La déforestation est aussi ancienne que la civilisation. La preuve ? Prenons l’épopée de Gilgamesh, le plus ancien récit épique dont nous ayons connaissance. Sur ces antiques tablettes en argile, nous apprenons comment le roi d’Uruk, en Mésopotamie, et son ami Enkidu, l’homme sauvage, se mettent en route vers les forêts de cèdres sacrés. Ils tuent le démon Humbaba, la première incarnation du garde forestier, et coupent les cèdres pour en faire des portes pour le temple de la ville. Le récit épique le plus ancien de l’humanité n’est rien de plus qu’une glorification de l’exploitation forestière illégale.

Pour la première fois dans l’histoire, nous sommes passés sous la barre des 4 milliards d’hectares de forêt. En dix mille ans, nous avons perdu un tiers des forêts de la planète. La déforestation est ancienne, globale et intimement liée au développement de notre civilisation.

Vous vous attendez à lire dans les lignes qui suivent qu’il faut arrêter la déforestation. Nous perdons tous les ans entre 4 et 8 millions d’hectares de forêt, à cause de l’agriculture industrielle et familiale, et du développement des infrastructures. L’exploitation du bois, du charbon et de la pâte à papier y contribue également.

Vous vous attendez à ce que je vous invite à replanter, à reboiser. Nous avons estimé qu’il y a de la place sur terre pour 900 milliards d’hectares de couvert arboré en plus, sans empiéter sur l’espace agricole ou les habitations. Il existe un programme global soutenu par les Nations unies, dont l’objectif est de planter 1 000 milliards d’arbres. Ils en ont déjà planté 13, et ont reçu à Davos l’appui du président Trump.

Vous vous attendez peut-être à ce que je vous parle de réduire la consommation de viande, de vivre sobrement, de rouler à vélo.
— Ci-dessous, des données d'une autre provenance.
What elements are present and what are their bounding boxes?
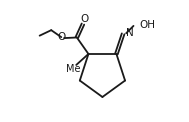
Text: OH: OH bbox=[139, 20, 155, 30]
Text: O: O bbox=[57, 32, 65, 42]
Text: Me: Me bbox=[66, 64, 81, 74]
Text: N: N bbox=[126, 28, 134, 38]
Text: O: O bbox=[80, 14, 88, 24]
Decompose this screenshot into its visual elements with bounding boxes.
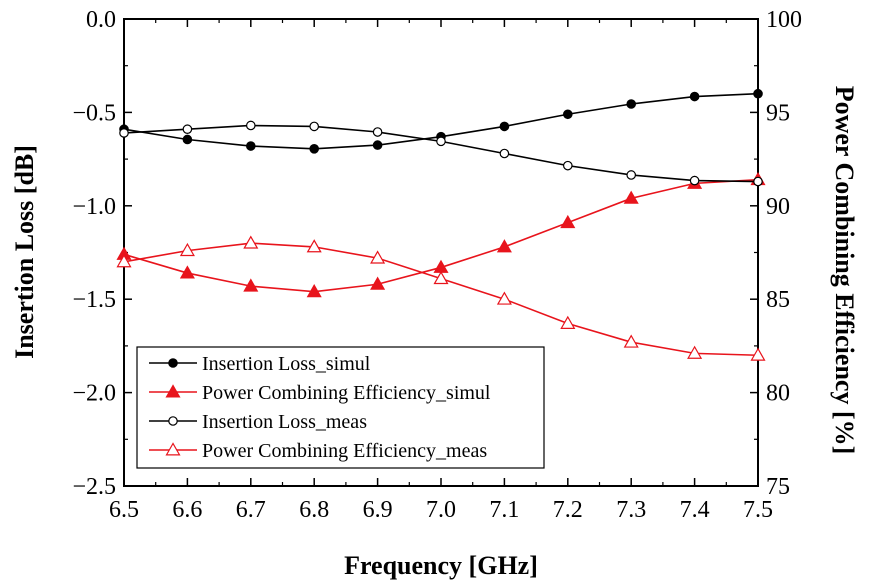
data-point (753, 88, 763, 99)
data-point (560, 315, 576, 329)
data-point (753, 176, 763, 187)
data-point (499, 121, 510, 132)
data-point (623, 334, 639, 348)
legend-items: Insertion Loss_simul Power Combining Effi… (149, 353, 491, 462)
legend-item: Power Combining Efficiency_meas (149, 440, 487, 462)
data-point (306, 284, 322, 298)
legend-label: Insertion Loss_meas (202, 411, 367, 433)
data-point (560, 214, 576, 229)
data-point (306, 239, 322, 253)
data-point (496, 291, 512, 305)
x-tick-label: 7.2 (553, 497, 583, 523)
left-y-tick-label: −0.5 (72, 100, 116, 126)
left-y-axis-title: Insertion Loss [dB] (10, 145, 39, 359)
x-tick-label: 6.5 (109, 497, 139, 523)
legend-box (136, 346, 545, 469)
right-y-tick-label: 90 (766, 194, 790, 220)
legend-marker (168, 416, 178, 426)
right-y-tick-label: 95 (766, 100, 790, 126)
data-point (243, 278, 259, 292)
data-point (182, 124, 193, 135)
data-point (436, 136, 446, 147)
left-y-tick-label: −2.0 (72, 381, 116, 407)
axis-ticks: 6.5 6.6 6.7 6.8 6.9 7.0 7.1 7.2 7.3 7.4 7.5 0.0 −0.5… (72, 7, 802, 523)
right-y-axis-title: Power Combining Efficiency [%] (830, 86, 859, 455)
data-point (182, 134, 193, 145)
data-point (687, 345, 703, 359)
data-point (562, 160, 573, 171)
data-point (370, 250, 386, 264)
legend-marker (168, 358, 178, 368)
right-y-tick-label: 85 (766, 287, 790, 313)
data-point (750, 347, 766, 361)
right-y-tick-label: 100 (766, 7, 802, 33)
left-y-tick-label: 0.0 (86, 7, 116, 33)
left-y-tick-label: −2.5 (72, 474, 116, 500)
legend-label: Power Combining Efficiency_meas (202, 440, 487, 462)
data-point (309, 121, 319, 132)
data-point (626, 170, 636, 180)
data-point (372, 140, 383, 150)
data-point (370, 276, 386, 290)
x-axis-title: Frequency [GHz] (344, 551, 538, 580)
x-tick-label: 7.4 (680, 497, 710, 523)
legend-label: Insertion Loss_simul (202, 353, 371, 375)
series-layer (116, 88, 766, 361)
data-point (689, 91, 700, 102)
left-y-tick-label: −1.0 (72, 194, 116, 220)
x-tick-label: 6.6 (172, 497, 202, 523)
x-tick-label: 6.9 (363, 497, 393, 523)
data-point (246, 141, 256, 151)
data-point (562, 109, 573, 120)
x-tick-label: 7.5 (743, 497, 773, 523)
series-insertion-loss-meas (119, 120, 763, 187)
legend-item: Insertion Loss_meas (149, 411, 367, 433)
legend-item: Insertion Loss_simul (149, 353, 371, 375)
data-point (119, 128, 129, 138)
right-y-tick-label: 80 (766, 381, 790, 407)
data-point (499, 148, 510, 159)
data-point (116, 254, 132, 268)
legend-marker (165, 384, 181, 398)
data-point (243, 235, 259, 249)
data-point (179, 265, 195, 279)
x-tick-label: 6.8 (299, 497, 329, 523)
x-tick-label: 7.0 (426, 497, 456, 523)
right-y-tick-label: 75 (766, 474, 790, 500)
data-point (623, 190, 639, 204)
data-point (433, 270, 449, 285)
data-point (626, 99, 636, 109)
legend-item: Power Combining Efficiency_simul (149, 382, 491, 404)
data-point (496, 239, 512, 253)
data-point (689, 175, 700, 186)
series-power-combining-efficiency-meas (116, 235, 766, 361)
legend: Insertion Loss_simul Power Combining Effi… (136, 346, 545, 469)
x-tick-label: 7.1 (489, 497, 519, 523)
data-point (246, 120, 256, 131)
x-tick-label: 7.3 (616, 497, 646, 523)
legend-marker (165, 442, 181, 456)
legend-label: Power Combining Efficiency_simul (202, 382, 491, 404)
x-tick-label: 6.7 (236, 497, 266, 523)
left-y-tick-label: −1.5 (72, 287, 116, 313)
data-point (372, 127, 383, 137)
data-point (179, 242, 195, 257)
data-point (309, 144, 319, 154)
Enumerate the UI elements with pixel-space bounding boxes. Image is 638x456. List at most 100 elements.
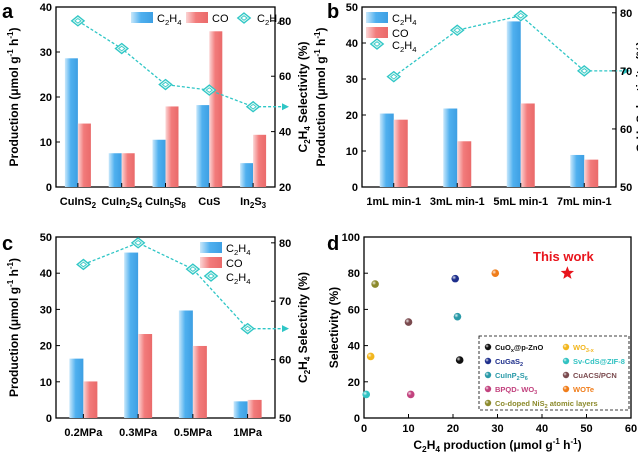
selectivity-point [240, 322, 255, 335]
y2-tick-label: 60 [279, 355, 291, 367]
marker-inner [189, 266, 197, 272]
bar-c2h4 [124, 252, 139, 418]
y2-tick-label: 70 [279, 296, 291, 308]
y-tick-label: 20 [40, 92, 52, 104]
selectivity-point [130, 237, 146, 249]
text-span: 2 [165, 18, 169, 27]
panel-label: a [2, 1, 14, 23]
scatter-point-shine [453, 312, 462, 321]
selectivity-point [386, 70, 402, 83]
text-span: h [7, 269, 21, 280]
legend-swatch-selectivity [369, 38, 385, 50]
x-tick-label: CuIn5S8 [145, 196, 186, 210]
legend-label-co: CO [212, 13, 229, 25]
legend-label: Co-doped NiS2 atomic layers [495, 399, 598, 410]
bar-co [209, 31, 223, 187]
text-span: 4 [303, 126, 312, 131]
bar-co [83, 381, 98, 418]
legend-swatch-co [186, 12, 208, 23]
bar-c2h4 [506, 21, 521, 188]
legend-dot-shine [562, 343, 570, 351]
legend-item: CuGaS2 [484, 357, 523, 368]
axis-arrow-head [282, 325, 289, 333]
legend-label-c2h4: C2H4 [226, 243, 251, 257]
y2-tick-label: 70 [620, 66, 632, 78]
selectivity-point [70, 15, 86, 27]
x-tick-label: In2S3 [240, 196, 267, 210]
x-tick-label: 40 [536, 423, 548, 435]
bar-c2h4 [443, 108, 458, 187]
text-span: -1 [6, 49, 15, 57]
text-span: Production (μmol g [7, 287, 21, 397]
text-span: 4 [177, 18, 182, 27]
text-span: -1 [6, 262, 15, 270]
scatter-point-shine [404, 318, 413, 326]
legend-swatch-c2h4 [366, 12, 388, 23]
marker-inner [207, 273, 215, 279]
text-span: H [238, 272, 246, 284]
this-work-label: This work [533, 249, 594, 264]
y-tick-label: 40 [348, 341, 360, 353]
legend-swatch-c2h4 [200, 242, 222, 253]
y-tick-label: 20 [348, 377, 360, 389]
panel-label: d [327, 233, 339, 255]
text-span: C [226, 243, 234, 255]
bar-co [584, 159, 599, 187]
y2-tick-label: 60 [620, 124, 632, 136]
legend-label: CuOx@p-ZnO [495, 343, 543, 354]
text-span: Selectivity (%) [634, 42, 638, 127]
text-span: CuS [198, 196, 220, 208]
scatter-point [366, 352, 375, 361]
bar-c2h4 [240, 163, 254, 187]
panel-label: c [2, 233, 13, 255]
marker-inner [453, 27, 461, 33]
text-span: @p-ZnO [514, 343, 544, 352]
text-span: Production (μmol g [314, 56, 328, 166]
selectivity-point [449, 24, 465, 37]
text-span: S [520, 371, 525, 380]
y-axis-title: Selectivity (%) [327, 287, 341, 368]
text-span: ) [578, 438, 582, 452]
axis-arrow-head [623, 67, 630, 75]
y-tick-label: 40 [346, 38, 358, 50]
text-span: BPQD- WO [495, 385, 534, 394]
text-span: ) [7, 28, 21, 32]
marker-inner [74, 18, 82, 24]
legend-dot-shine [484, 343, 492, 351]
legend-label-c2h4: C2H4 [392, 40, 417, 54]
y2-tick-label: 50 [279, 413, 291, 425]
text-span: -1 [313, 49, 322, 57]
legend-label: CuInP2S6 [495, 371, 528, 382]
text-span: S [254, 196, 261, 208]
text-span: C [157, 13, 165, 25]
marker-inner [118, 45, 126, 52]
legend-swatch-selectivity [203, 270, 219, 282]
legend-item: BPQD- WO3 [484, 385, 537, 396]
text-span: 8 [181, 201, 186, 210]
bar-c2h4 [233, 401, 248, 418]
text-span: 2 [234, 277, 238, 286]
y-tick-label: 0 [46, 413, 52, 425]
legend-label: BPQD- WO3 [495, 385, 537, 396]
x-tick-label: 0.2MPa [64, 427, 103, 439]
plot-frame [55, 236, 276, 419]
marker-inner [373, 41, 381, 47]
y2-axis-title: C2H4 Selectivity (%) [296, 272, 312, 383]
text-span: H [634, 131, 638, 140]
x-tick-label: 1MPa [233, 427, 263, 439]
x-tick-label: 60 [625, 423, 637, 435]
text-span: CuIn [145, 196, 170, 208]
text-span: H [427, 438, 436, 452]
text-span: 4 [303, 356, 312, 361]
legend-label-c2h4: C2H4 [157, 13, 182, 27]
legend-dot-shine [484, 385, 492, 393]
legend-label: Sv-CdS@ZIF-8 [573, 357, 625, 366]
y-axis-title: Production (μmol g-1 h-1) [6, 28, 21, 167]
text-span: -1 [571, 437, 579, 446]
bar-co [165, 106, 179, 187]
text-span: 2 [520, 362, 523, 368]
scatter-point [404, 318, 413, 326]
legend-label: WO3-x [573, 343, 595, 354]
text-span: 2 [92, 201, 97, 210]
Je ne ferai rien de tout cela. Cela fait plus de quarante ans que des personnes avant moi ont porté ces messages. Sans effet notable au vu des tendances globales. Pourquoi ? Il y a de nombreuses raisons. En voici une que l’on entend peu. Parce que face à l’injonction, nous restons sourds. Face à l’injonction, nous nions l’évidence. Face à l’injonction, nous repoussons le problème, de l’autre côté de la mer, ou dans le futur, pour nos enfants et leurs enfants.

Je ne ferai rien de tout cela, car je ne sais pas de quoi l’avenir sera fait. Je sais seulement que l’avenir sera ce que nous décidons d’en faire. Et là est justement le cœur du problème. L’urgence climatique, la perte de la diversité du vivant, la pauvreté, sont le résultat direct de notre processus de décision individuel et collectif. Nous sommes tel Hercule face à l’hydre de Lerne. Tant que ce processus ne sera pas réformé, les conséquences néfastes continueront à resurgir. Vous ne me croyez pas ? Une écrasante majorité des jeunes arbres plantés en Turquie l’an dernier dans le cadre d’un projet de plantation de masse a péri au bout de quelques mois seulement. Le simple fait pour le gouvernement de s’être donné pour objectif de les planter les a condamnés. Je ne crois pas aux injonctions, même celles faites avec les meilleures intentions.

Je ne vous enjoins pas à planter des arbres. Je nous invite à prendre nos décisions en conscience. Je nous invite à apprendre à décider autrement. La transition doit se faire dans nos esprits et dans nos processus de prise de décision, avant de se voir sur les images satellites ou dans les bilans des entreprises.